2023年10月、野村不動産株式会社が所有する溜池山王ビルが木材利用推進コンクールにおいて優良施設部門の『内閣総理大臣賞』を受賞し、さらにみなとモデル二酸化炭素固定認証制度の『最優秀賞』を獲得しました。このビルは、特に脱炭素社会の実現に向けた取り組みが評価された事例として注目されています。
このビルは、清水建設株式会社と共同開発した木質建材と鉄骨を合理的に組み合わせ、高い耐震性と耐火性をっ備えた無柱空間を実現しています。都心での高層木造建築に適した特徴的なデザインは、オフィス業務を行う人々にとっても心地よい空間を提供します。
受賞の背景
最近の気候変動への対策が急務となる中、木材利用の促進が業界で求められています。特に、木材を活用することで建設時の温室効果ガスの削減やカーボンニュートラルへの寄与が期待されており、こうした取り組みが歓待される背景には、持続可能な森林資源の循環利用の促進という課題が立ちはだかっています。

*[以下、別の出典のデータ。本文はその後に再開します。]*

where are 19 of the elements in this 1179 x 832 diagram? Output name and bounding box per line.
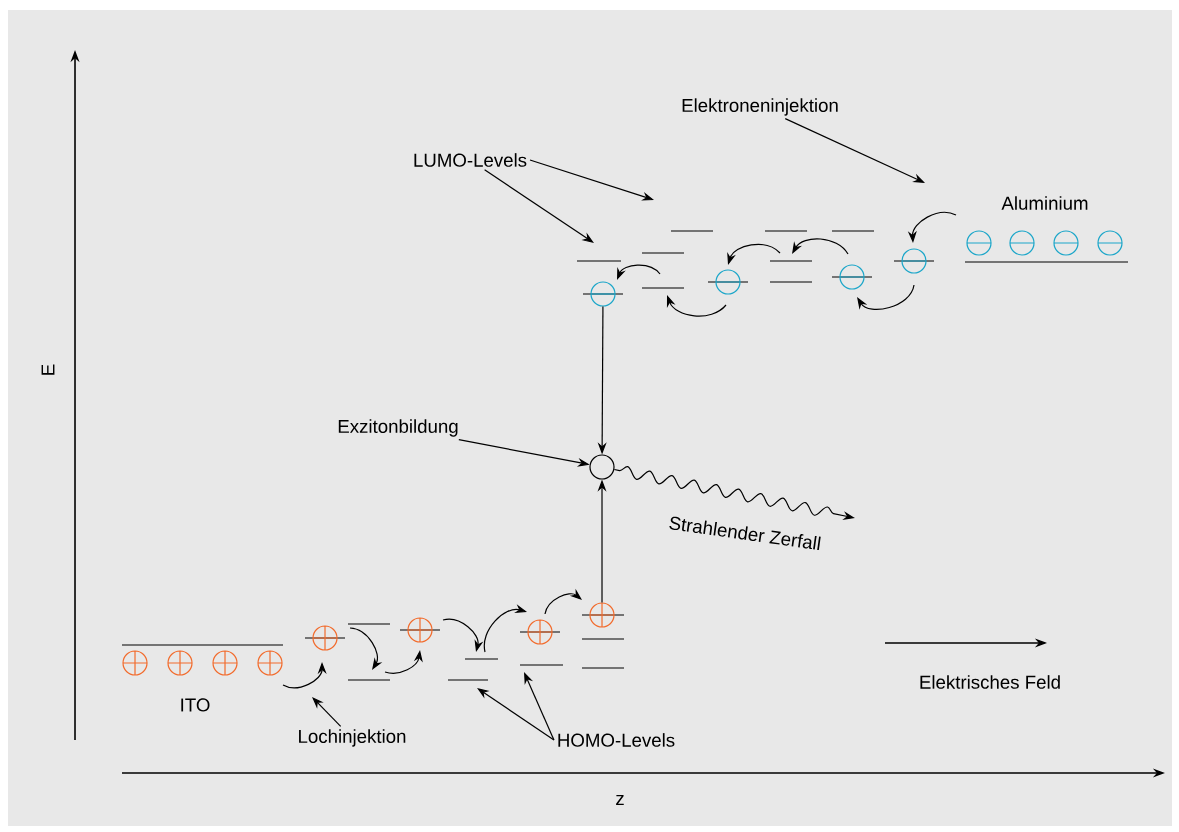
arrow: [477, 688, 555, 741]
exciton-circle: [589, 454, 615, 480]
arrow: [784, 118, 925, 183]
text-label: z: [616, 795, 624, 805]
arrow: [312, 697, 342, 727]
arrow: [524, 672, 555, 741]
hole-symbol: [589, 602, 615, 628]
text-label: Elektroneninjektion: [682, 98, 838, 116]
text-label: Strahlender Zerfall: [669, 516, 821, 551]
arrow: [484, 169, 594, 243]
text-label: E: [41, 364, 55, 375]
text-label: Exzitonbildung: [338, 419, 458, 437]
text-label: Aluminium: [1001, 196, 1088, 210]
text-label: ITO: [181, 698, 210, 712]
text-label: LUMO-Levels: [414, 153, 527, 167]
text-label: Elektrisches Feld: [920, 675, 1060, 689]
text-label: HOMO-Levels: [558, 733, 675, 747]
text-label: Lochinjektion: [299, 729, 406, 747]
electron-symbol: [590, 281, 616, 307]
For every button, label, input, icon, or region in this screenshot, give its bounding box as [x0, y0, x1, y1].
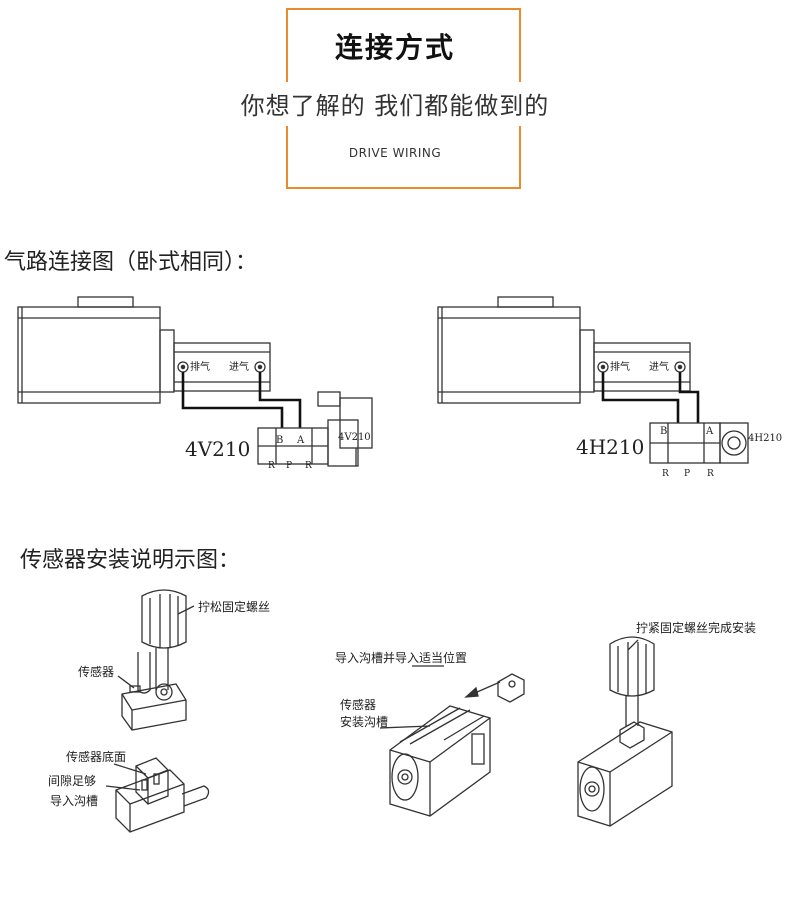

溜池山王ビルは、木質ハイブリッド技術により特徴ある外観と高い機能性を両立させています。その結果、開放的な無柱木質空間が確保され、21メートル×18メートルの広さを実現。また、木材の利用によって、ワーカーの知的生産性を向上させることにも寄与しています。
木質化の拡大に向けた取り組み
さらに当社は、建物の木質化を拡大するために日鉄エンジニアリングと共に『木鋼ハイブリッド梁』を開発しました。この梁は、木質材料と鋼材を一体化したもので、国土交通大臣認定の2時間耐火構造を取得しており、今後は非住宅建築物にも積極的に採用していく計画です。
この梁により、長さ1メートルあたり99.7キログラムもの二酸素を固定することが可能で、建設物の温室効果ガスの削減に貢献し、持続可能な社会の実現に寄与します。また、H形鋼の耐火被覆材を木質材料で置き換えることができるため、温かみのある、居心地の良い空間を実現しています。
今後の展望
野村不動産は今後、スギ材やヒノキ材、さらにはCLT材なども使用し、木材利用の幅を広げていく考えです。こうした取り組みは、持続可能な建築を推進するための鍵となるでしょう。
最後に、この一連の受賞は、野村不動産が玉石混交のなかで確かな成果を上げていることを示しています。未来に向けての持続可能な技術の進化とともに、これからの活動にも大いに期待したいところです。